We moved on towards the two small ponds and the newt count was still conspicuously low. I saw nothing bar a few aquatic insects in the first of the two. There was a small movement somewhere in the depths which we counted as a questionable newt, but alas my eyes weren’t sharp enough to see it. I’ll take the others’ word for it, one newt is better than none!
The other of the small ponds also only had a single newt (at least this one stuck around to be seen), a common frog and a common toad. With nothing else to be seen we moved on to the smaller pond by the pond shed.

I was getting ready to be disappointed. This pond had been a hotbed of activity during the first few surveys, turning up a whopping 31 newts in the second. Given the low counts of the night, though, I was expecting a similarly low number. I was pleasantly surprised. Slightly better than the smaller ponds we had already visited, we got 10 newts, a toad and a frog.
This wasn’t the reason for my surprise though. Above the surface of the water, hanging from the reeds were two large, pulsing dragonflies moulting their larval skin. With flashes of bright green popping out of the brown exuviae (that’s the dead skin to you and I), they were most likely Southern Hawkers (Aeschna cyanea). I had seen exuviae still stuck to the vegetation in that pond in previous years but never seen the process happen in front of me. Seeing this moulting happening also means we know the identity of the monster dragonfly nymph we had seen stalking the depths of the pond!

Moving on to the main pond we were struck by how much the vegetation had grown in the preceding weeks, making newt spotting tough. Even despite the additional cover, I was a little dissapointed by the count, giving us only 30 smooth newts. This may sound quite a lot but given that we counted 42 on the second survey and a massive 75 on the third, I was a little let down. I suppose that’s the way the cookie crumbles.

The newts have evidently had their fun during the mating season and are moving on.
I’ll miss these regular nighttime visits to the ponds. I look forward to keeping an eye out for the delicately folded leaves of subaquatic vegetation where the females have laid their precious eggs, and then finding the larvae and efts later in the year.
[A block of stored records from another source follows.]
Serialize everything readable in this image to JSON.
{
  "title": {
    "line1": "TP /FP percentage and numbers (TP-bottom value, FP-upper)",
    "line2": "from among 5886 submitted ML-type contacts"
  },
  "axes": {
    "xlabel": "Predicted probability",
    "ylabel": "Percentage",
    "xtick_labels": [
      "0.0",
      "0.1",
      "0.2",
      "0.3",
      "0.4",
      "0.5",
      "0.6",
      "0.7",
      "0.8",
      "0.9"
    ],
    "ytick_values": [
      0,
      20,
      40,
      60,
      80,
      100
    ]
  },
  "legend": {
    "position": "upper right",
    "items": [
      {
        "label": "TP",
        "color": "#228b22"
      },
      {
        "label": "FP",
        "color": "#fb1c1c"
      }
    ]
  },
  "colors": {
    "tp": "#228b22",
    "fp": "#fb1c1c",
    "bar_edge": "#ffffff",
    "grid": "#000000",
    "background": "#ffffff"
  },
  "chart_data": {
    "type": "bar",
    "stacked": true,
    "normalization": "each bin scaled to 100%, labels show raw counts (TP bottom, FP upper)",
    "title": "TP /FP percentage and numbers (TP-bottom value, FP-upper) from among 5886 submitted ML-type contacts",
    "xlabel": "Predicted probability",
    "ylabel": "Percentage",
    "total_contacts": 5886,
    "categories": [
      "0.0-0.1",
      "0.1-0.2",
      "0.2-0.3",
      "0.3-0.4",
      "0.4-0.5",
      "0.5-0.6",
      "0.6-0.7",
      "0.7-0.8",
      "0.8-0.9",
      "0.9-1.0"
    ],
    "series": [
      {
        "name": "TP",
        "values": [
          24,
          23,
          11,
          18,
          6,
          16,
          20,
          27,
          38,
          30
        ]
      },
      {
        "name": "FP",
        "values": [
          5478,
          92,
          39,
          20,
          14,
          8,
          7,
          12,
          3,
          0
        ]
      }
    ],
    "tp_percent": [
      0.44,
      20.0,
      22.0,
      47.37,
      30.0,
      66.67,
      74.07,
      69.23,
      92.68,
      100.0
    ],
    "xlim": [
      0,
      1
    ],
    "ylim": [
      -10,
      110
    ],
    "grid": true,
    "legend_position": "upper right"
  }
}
Overall, I can safely say that we have a good, healthy population of smooth newts (Triturus vulgaris) at the Sutton Ecology Center. The Great Crested Newt (Triturus cristatus) didn’t turn up in our surveys. While this isn’t great news for the great crested newt, it probably is good news for our pond. Last year a possible Great Crested Newt larva was pulled from the main pond during a school pond dipping session. These rare newts are heavily protected, meaning that our normal methods of pond maintenance would have had to have stopped had we found evidence of Great Crested Newt breeding.

So good luck to all the new mummy and daddy newts from our ponds. They’re probably off finding foraging areas and places to hide in the surrounding woodland or further afield. Hopefully in the next few weeks we will be finding larvae and efts from successful eggs, another generation in the great circle of life!